Submitted to: Phytochemistry
Publication Type: Peer Reviewed Journal
Publication Acceptance Date: January 3, 2011
Publication Date: February 1, 2011
Citation: Vensel, W.H., Dupont, F.M., Altenbach, S.B., Sloane, S.M. 2011. Effect of Cleavage Enzyme, Search Algorithm and Decoy Database on Mass Spectrometric Identification of Wheat Gluten Proteins. Phytochemistry. 72(10):1154-1161. Interpretive Summary: Wheat storage proteins are major determinants of bread quality, play a central role in human nutrition and are of great economic value. Broadly speaking there are four major classes of the storage proteins. Proteins within a given class are very similar in structure and difficult to distinguish. Some proteins are associated with human allergies and others with celiac disease. Under different environmental conditions there is a change in the amount of various proteins within a class. These changes are associated with changes in bread quality. It is important to be able to differentiate among the proteins in each class because proteins with similar sequences can have different effects on functional properties of flour and on the promotion of celiac disease. The methodology described in this paper improves and standardizes methods for distinguishing among these very similar proteins by using mass spectrometry.

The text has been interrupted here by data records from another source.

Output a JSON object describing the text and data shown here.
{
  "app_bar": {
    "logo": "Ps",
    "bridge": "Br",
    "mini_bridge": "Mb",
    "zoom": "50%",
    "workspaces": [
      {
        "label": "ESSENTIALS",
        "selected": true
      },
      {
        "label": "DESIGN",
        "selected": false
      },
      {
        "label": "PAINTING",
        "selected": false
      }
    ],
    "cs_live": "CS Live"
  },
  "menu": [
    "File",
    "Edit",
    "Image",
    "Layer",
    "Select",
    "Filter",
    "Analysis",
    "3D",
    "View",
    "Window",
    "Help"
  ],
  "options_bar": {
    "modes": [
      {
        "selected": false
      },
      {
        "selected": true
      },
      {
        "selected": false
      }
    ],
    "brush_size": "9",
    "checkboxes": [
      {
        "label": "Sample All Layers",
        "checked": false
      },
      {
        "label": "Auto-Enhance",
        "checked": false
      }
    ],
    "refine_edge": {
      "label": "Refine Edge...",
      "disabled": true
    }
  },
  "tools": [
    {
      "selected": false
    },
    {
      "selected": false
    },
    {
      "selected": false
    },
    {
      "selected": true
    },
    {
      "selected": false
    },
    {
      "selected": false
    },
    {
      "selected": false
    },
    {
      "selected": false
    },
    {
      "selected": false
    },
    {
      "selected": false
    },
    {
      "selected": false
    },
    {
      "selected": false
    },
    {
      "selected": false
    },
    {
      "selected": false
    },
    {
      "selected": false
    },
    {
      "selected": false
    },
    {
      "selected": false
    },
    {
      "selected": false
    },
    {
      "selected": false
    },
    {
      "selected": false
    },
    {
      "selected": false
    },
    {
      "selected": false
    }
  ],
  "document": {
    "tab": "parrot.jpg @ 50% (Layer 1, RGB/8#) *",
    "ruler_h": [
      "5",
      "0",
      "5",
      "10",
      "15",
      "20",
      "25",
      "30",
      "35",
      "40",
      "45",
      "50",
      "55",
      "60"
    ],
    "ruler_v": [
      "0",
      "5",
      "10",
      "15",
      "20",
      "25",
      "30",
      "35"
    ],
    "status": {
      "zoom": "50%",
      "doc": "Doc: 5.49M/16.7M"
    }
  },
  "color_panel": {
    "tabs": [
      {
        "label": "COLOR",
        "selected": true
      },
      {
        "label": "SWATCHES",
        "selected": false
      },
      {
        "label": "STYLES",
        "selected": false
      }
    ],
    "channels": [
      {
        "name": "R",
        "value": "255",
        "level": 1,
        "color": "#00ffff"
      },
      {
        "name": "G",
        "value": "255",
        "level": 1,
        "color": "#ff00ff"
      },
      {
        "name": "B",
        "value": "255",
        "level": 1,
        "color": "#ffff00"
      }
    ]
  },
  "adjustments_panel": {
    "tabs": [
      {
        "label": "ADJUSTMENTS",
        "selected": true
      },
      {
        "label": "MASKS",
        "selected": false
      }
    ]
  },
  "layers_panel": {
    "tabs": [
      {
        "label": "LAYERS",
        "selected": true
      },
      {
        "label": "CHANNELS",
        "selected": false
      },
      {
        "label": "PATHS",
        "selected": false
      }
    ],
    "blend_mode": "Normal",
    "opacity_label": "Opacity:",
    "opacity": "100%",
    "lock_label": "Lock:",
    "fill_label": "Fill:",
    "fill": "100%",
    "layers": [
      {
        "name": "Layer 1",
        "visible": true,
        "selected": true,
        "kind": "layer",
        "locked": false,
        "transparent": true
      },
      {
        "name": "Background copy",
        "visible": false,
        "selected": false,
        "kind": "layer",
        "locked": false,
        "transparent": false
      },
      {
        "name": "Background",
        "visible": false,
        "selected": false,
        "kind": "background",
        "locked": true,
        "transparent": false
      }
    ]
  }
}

Technical Abstract: Tandem mass spectrometry (MS/MS) is routinely used to identify proteins by comparing peptide spectra to those generated in silico from protein sequence databases. Wheat storage proteins (gliadins and glutenins) are difficult to distinguish by MS/MS as they have few cleavable tryptic sites, often resulting in zero to two tryptic peptides that provide insufficient information for identification. Wheat has a very large partially sequenced genome, the sequence information is scattered among a number of databases, there are less than 13,000 complete protein sequences available and the sequences are similar and have repetitive motifs. Thus protein databases were constructed that included sequences derived from several wheat EST assemblies. In addition, gluten protein sequences were translated from DNA sequences assembled from ESTs from the cultivar under study and added to the databases. We examined the effect of protein database content and size on the false discovery rate. To increase the number of peptides released by enzymatic cleavage we used chymotrypsin and thermolysin as well as trypsin to fragment the proteins. MS parameters were adjusted to improve detection of chymotryptic and thermolytic peptides. Since the software used to search the database can influence the results we employed two different search engines. When these data were combined and analyzed it was found that the identified peptides and proteins increased.